Le voyage, c’est justement la seconde étape de ce spectacle. Pour le symboliser, les trois sœurs se transforment en hôtesses de l’air pour un vol à destination du paradis, si les conditions le permettent… Déroulant le toboggan réservé aux amerrissages d’urgence, elles créent un pont entre la scène en hauteur et le public, dont elles se rapprochent ainsi. De spectateur, on devient acteur. Et, alors qu’elles emmènent une technicienne (Anna Lemonaki) pour son dernier voyage, on se dit que l’on pourrait tout aussi bien être à sa place. Dans un nouveau climax, en pleine cérémonie d’enterrement, celle-ci revient sur sa vie et tout ce qu’elle offre symboliquement au monde en partant : biens matériels, ses yeux, et surtout, son cœur. Comme pour nous enjoindre à contempler la beauté du monde qu’on a trop souvent tendance à oublier.
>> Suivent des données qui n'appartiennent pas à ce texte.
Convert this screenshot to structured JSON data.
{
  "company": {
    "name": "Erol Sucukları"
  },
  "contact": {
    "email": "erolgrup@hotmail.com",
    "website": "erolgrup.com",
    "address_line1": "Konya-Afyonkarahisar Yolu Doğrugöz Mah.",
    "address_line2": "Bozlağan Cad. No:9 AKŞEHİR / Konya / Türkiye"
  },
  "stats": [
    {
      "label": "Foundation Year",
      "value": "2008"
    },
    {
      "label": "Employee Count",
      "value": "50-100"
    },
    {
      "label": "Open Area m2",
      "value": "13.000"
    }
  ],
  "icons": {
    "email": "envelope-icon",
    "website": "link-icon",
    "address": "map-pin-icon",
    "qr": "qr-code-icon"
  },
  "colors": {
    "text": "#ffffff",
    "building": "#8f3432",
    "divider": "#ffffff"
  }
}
Rappelons ici que, tout au long du spectacle, le rire prime. Alors que les thématiques abordées pourraient paraître vues et revues, et pas très joyeuses de surcroit, il n’en est rien ! Tout le texte se construit grâce à des décalages et des rebondissements, qui amènent à ces questionnements millénaires une fraîcheur toute nouvelle. Citons, par exemple, l’arrivée d’une gomme géante, interprétée par Rosangela Gramoni, qui vient déclamer un poème de Borges avant de partir. Pour où ? On n’en saura rien, mais elle y va de bon cœur ! Et l’on ne serait pas complet sans évoquer le Jésus musical (Samuel Schmidiger) et sa guitare, qui apportent une dernière touche de folie et permettent d’ouvrir le questionnement en le déplaçant vers une autre religion.
Blanc, c’est un spectacle d’une grande complexité où le rire est roi. Un spectacle qui parle de vie et de mort, sans jamais tomber dans la tristesse. Au contraire, c’est un spectacle qui contient et transmet une énergie folle, littéralement.
Fabien Imhof
Infos pratiques :
Blanc, d’Anna Lemonaki, du 25 mai au 6 juin 2021 au Grütli – Centre de production et diffusion des Arts vivants.
Mise en scène : Anna Lemonaki
Avec Claire Forclaz, Rosangela Gramoni, Anna Lemonaki, Luca Rizzo, Samuel Schmidiger, Ruth Schwegler et un robot.